Economic impact of water scarcity
This means Mozambique has over 1/2 of their entire population walking 4-6 hours of every day to fetch water with no income-generating activities possible because of this burden.
Consequently, this translates to 1/2 of the entire population not participating in the countries economy. In a micro/ macro economic snapshot - it is virtually impossible for the country to rise into development when this is the reality.
Access to clean water & sanitation
Of Mozambique’s population, 70.2% live in rural areas. Water supply and sanitation coverage levels in Mozambique remain among absolute the lowest in sub-Saharan Africa. According to official state data, 71.8% of the rural population does not have access to safe water.
72% of foreign aid for water access is allocated to urban areas and improving its infrastructure. This leaves a devastatingly ignored rural population which is already among the most vulnerable in the world.
These people living in the rural areas are fundamentally trapped in poverty— and water access is the only logical first step to address it.
Our Regional Focus
The region of Water Undergrounds projects is primarily focused on Massinga District, Inhambane Province, Mozambique.
Massinga is one of the more populous Districts in Mozambique. 87% of the population of Massinga live in areas that would entirely rely on the availability of water wells in the community. Of that number, only 33% have adequate access to a clean water point. Only 9% of houses in rural Massinga District have improved sanitation.
Women & Education
Of the women in the district over 5 years of age, 62% never attended school and only 10% have completed primary school education.
Only 38% of girls continue school past the 5th grade, dropping out around 13-14 years of age.
52.9 % of women are first married before their 18th birthday; and the Adolescent Fertility Rate (births from women ages 15-17) in Massinga was 18% in 2015.
Continuing access to education is the most vital ingredient to combat this issue.
Our immediate goal is 100% access to clean water and sanitation for the District of Massinga.
Every school will have water
There are a total of 63 schools in the District of Massinga. In 2014, only 18 of those 63 schools had access to clean water. Schools are the focal point of density for all communities.
*We operate in the most rural and vulnerable areas. Those communities located closer to the main village will be left to the responsibility of the District Government in an attempt to hold them accountable as well.
Decision to consolidate the regional focus of our projects is to have a consolidated impact and an ability to measure our impact, especially in our first years of operations, with relative consistency of cultural and geographic variables.

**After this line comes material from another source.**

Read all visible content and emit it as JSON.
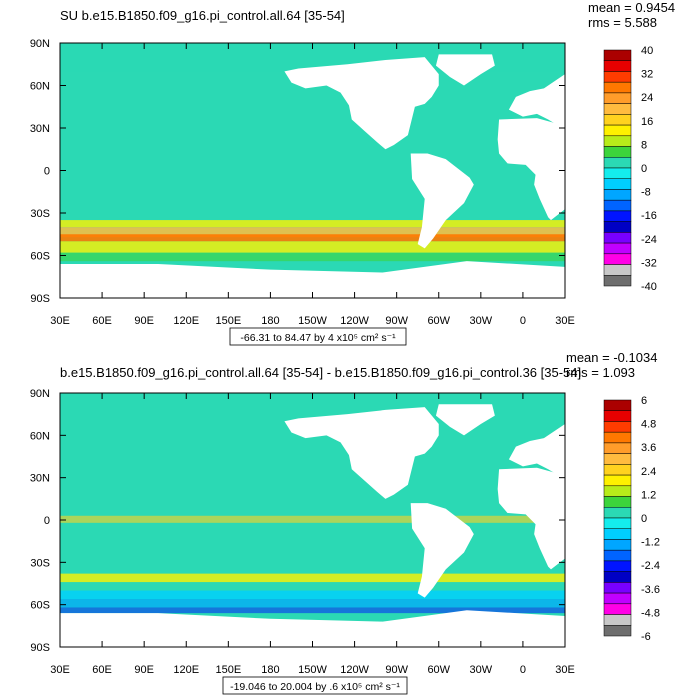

UN Sustainable Development Goals
This Strategy will help fulfill the vision and contribute to global efforts to meet the water and sanitation UN Sustainable Development Goals.
Why we chose Mozambique
Mozambique is one of the poorest countries in the world, however politically, it is one of the more stable nations on the African continent, which is one of the reasons this country was chosen to launch first Water Underground projects. 70% of the population of Mozambique live in the rural areas, with little to no opportunity for economic development due to lack of access to clean water.
The founder, Justin Arana, had traveled to Mozambique in 2008, and was confronted head on by the water crisis and the subsequent poverty trap that people (especially women) were living in. He soon formed a strong bond with Silvestre Uquieo, a local Mozambican (formally Minister for Agriculture in Inhambane Province) who shared his passion for wanting to change the tackle the global water crisis.
Given the fact that Silvestre had trusted ties within the Massing District Government - wherein red tape could be eliminated and no corruption was possible, they agreed that this was the perfect location to launch first projects.
Justin and Silvestre continued to work for other NGOs in the water sector while they developed their model. Together, after spending many years formulating a model of sustainability and empowerment to help communities in rural Mozambique lift themselves out of poverty, in 2014, Water Underground was established.